ROGUE - Anglers are battling low water flows river-wide, but it hasn't kept them from catching summer steelhead in the upper Rogue. A few coho are getting caught in the middle Rogue along with a smattering of summer steelhead, while the Agness area remains fair to good for fat and feisty halfpounders biting flies or spinners.

That keeps the best bet on the upper Rogue, where it's a pick-your-pleasure fishery now.

Those fishing from the Hatchery Hole to the Shady Cove boat ramp now have their full arsenal open to them. The annual flies-only season ended Sunday night, so anglers can now drift-fish with worms or roe for summer steelhead. Most driftboaters are side-drifting roe or egg flies soaked in roe juice in the heads of riffles immediately downstream of chinook salmon redds. A few anglers are finding steelhead with crayfish plugs on sunny days, but the chinook are keying in on eggs.

From the Shady Cove ramp downstream to the former Gold Ray Dam site, anglers are relegated to artificial flies and lures but no bait.
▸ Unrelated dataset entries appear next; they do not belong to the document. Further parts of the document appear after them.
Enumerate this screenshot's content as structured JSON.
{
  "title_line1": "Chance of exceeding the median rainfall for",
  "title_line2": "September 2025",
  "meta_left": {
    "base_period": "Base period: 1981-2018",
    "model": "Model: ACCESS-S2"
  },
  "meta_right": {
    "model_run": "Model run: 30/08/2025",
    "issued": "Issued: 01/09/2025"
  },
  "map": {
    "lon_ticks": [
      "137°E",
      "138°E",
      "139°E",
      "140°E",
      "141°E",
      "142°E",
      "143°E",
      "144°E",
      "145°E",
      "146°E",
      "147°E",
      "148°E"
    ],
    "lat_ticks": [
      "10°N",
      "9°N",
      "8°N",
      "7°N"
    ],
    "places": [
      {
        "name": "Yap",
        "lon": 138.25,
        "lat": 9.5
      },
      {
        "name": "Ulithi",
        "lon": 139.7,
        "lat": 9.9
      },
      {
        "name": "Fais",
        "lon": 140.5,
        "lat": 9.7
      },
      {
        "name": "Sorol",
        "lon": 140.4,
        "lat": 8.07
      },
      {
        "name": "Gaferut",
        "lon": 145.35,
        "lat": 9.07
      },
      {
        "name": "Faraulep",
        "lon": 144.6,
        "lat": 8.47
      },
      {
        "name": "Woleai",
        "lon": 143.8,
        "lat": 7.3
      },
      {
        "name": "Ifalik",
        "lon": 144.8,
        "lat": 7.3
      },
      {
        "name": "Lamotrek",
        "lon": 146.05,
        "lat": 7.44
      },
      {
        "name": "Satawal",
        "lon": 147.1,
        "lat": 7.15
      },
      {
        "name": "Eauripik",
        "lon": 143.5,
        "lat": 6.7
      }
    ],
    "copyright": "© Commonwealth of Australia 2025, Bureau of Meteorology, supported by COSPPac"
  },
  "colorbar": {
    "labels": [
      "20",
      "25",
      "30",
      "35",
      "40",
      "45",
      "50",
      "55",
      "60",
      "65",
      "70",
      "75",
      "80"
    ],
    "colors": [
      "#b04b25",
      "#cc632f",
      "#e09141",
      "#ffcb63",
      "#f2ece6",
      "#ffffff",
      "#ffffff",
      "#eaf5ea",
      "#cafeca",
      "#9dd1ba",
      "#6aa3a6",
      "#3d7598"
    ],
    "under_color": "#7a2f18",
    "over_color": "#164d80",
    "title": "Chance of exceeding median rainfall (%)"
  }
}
So most are either fly-fishing or side-drifting single salmon-egg patterns in riffles immediately downstream of spawning chinook. The change in rules, however, means molded plastic egg patterns are now legal, and they are excellent choices for the next week.

Some big fish have been in the mix of late, with a regular complement of 10-pounders showing up in catches. All wild steelhead must be released unharmed.

Flows are not expected to rise much until late next week.

The Agness area continues to be fair for a mix of relatively dark fall chinook, summer steelhead and halfpounders, though halfpounder fishing has dominated the action of late. Evenings and mornings are best. Panther Martin lures and red ant flies work well. The current low flows are helpful to fly-fishers swinging flies, especially in the evening.

The limit is five fin-clipped halfpounders a day under 16 inches. Over 16 inches and they are considered adults in the Rogue during the summer steelhead run.

In the middle Rogue, fishing for summer steelhead and cutthroat trout is fair and a bit sporadic. Plug fishermen are catching coho in Brushy Chutes and at Robertson Bridge.

UMPQUA - The mainstem Umpqua continues to fish fair to good for coho salmon up near the forks, and water conditions have been low. Coho are also moving into the North Umpqua. Only fin-clipped coho may be kept, and wild coho continue to dominate the catch. The South Umpqua is closed to all angling until mid-November.

COQUILLE - The wild coho salmon season in the river is over. The lower river remains good for fall chinook fishing, with trollers getting fish anywhere from Bandon all the way to the head of tidal-influenced water near Myrtle Point. Large spinners or cut-plug herring have worked.

COOS - Fall chinook salmon fishing is decent in the South Fork of the Coos River. Trolling cut-plug herring or sardines continues to produce fish, with gold-bladed spinners a decent backup choice. Sand shrimp drifted under bobbers have been producing chinook in the upper South Fork of the Coos River in pools where chinook are hiding out in low water.

ELK/SIXES - Fall chinook salmon have spread throughout both systems thanks to last week's rains, and fishing has slowed amid low and clear conditions. The mouth of the Elk River has seen some good schools enter this week, and fishing pressure there is heavy. Upstream, the fish are holding in pools, so the best results have come to those fishing roe and sandshrimp under bobbers.

Fresh chinook have moved into the lower Sixes, with fishing good in the Orchard and Hughes holes mainly during overcast periods.

CHETCO - The river opened a week early for fall chinook, and fishing has been fair to decent. Chinook are spread throughout the system, but low and clear conditions persist. Flows Thursday were down to 1,315 cubic feet per second. The Chetco fishes best with flows around 4,000 cfs and dropping. Anglers fishing roe and sandshrimp under bobbers in holes have done best, while a few chinook are taking Kwikfish in tailouts.

A spike of about 2,600 cfs is expected Sunday, but Chetco chinook usually don't bite well when the water is rising. Look for a good bite with fresh fish possible Monday as the river drops.

Chinook fishing in the estuary continues to be fair and occasionally good for those trolling large sardines.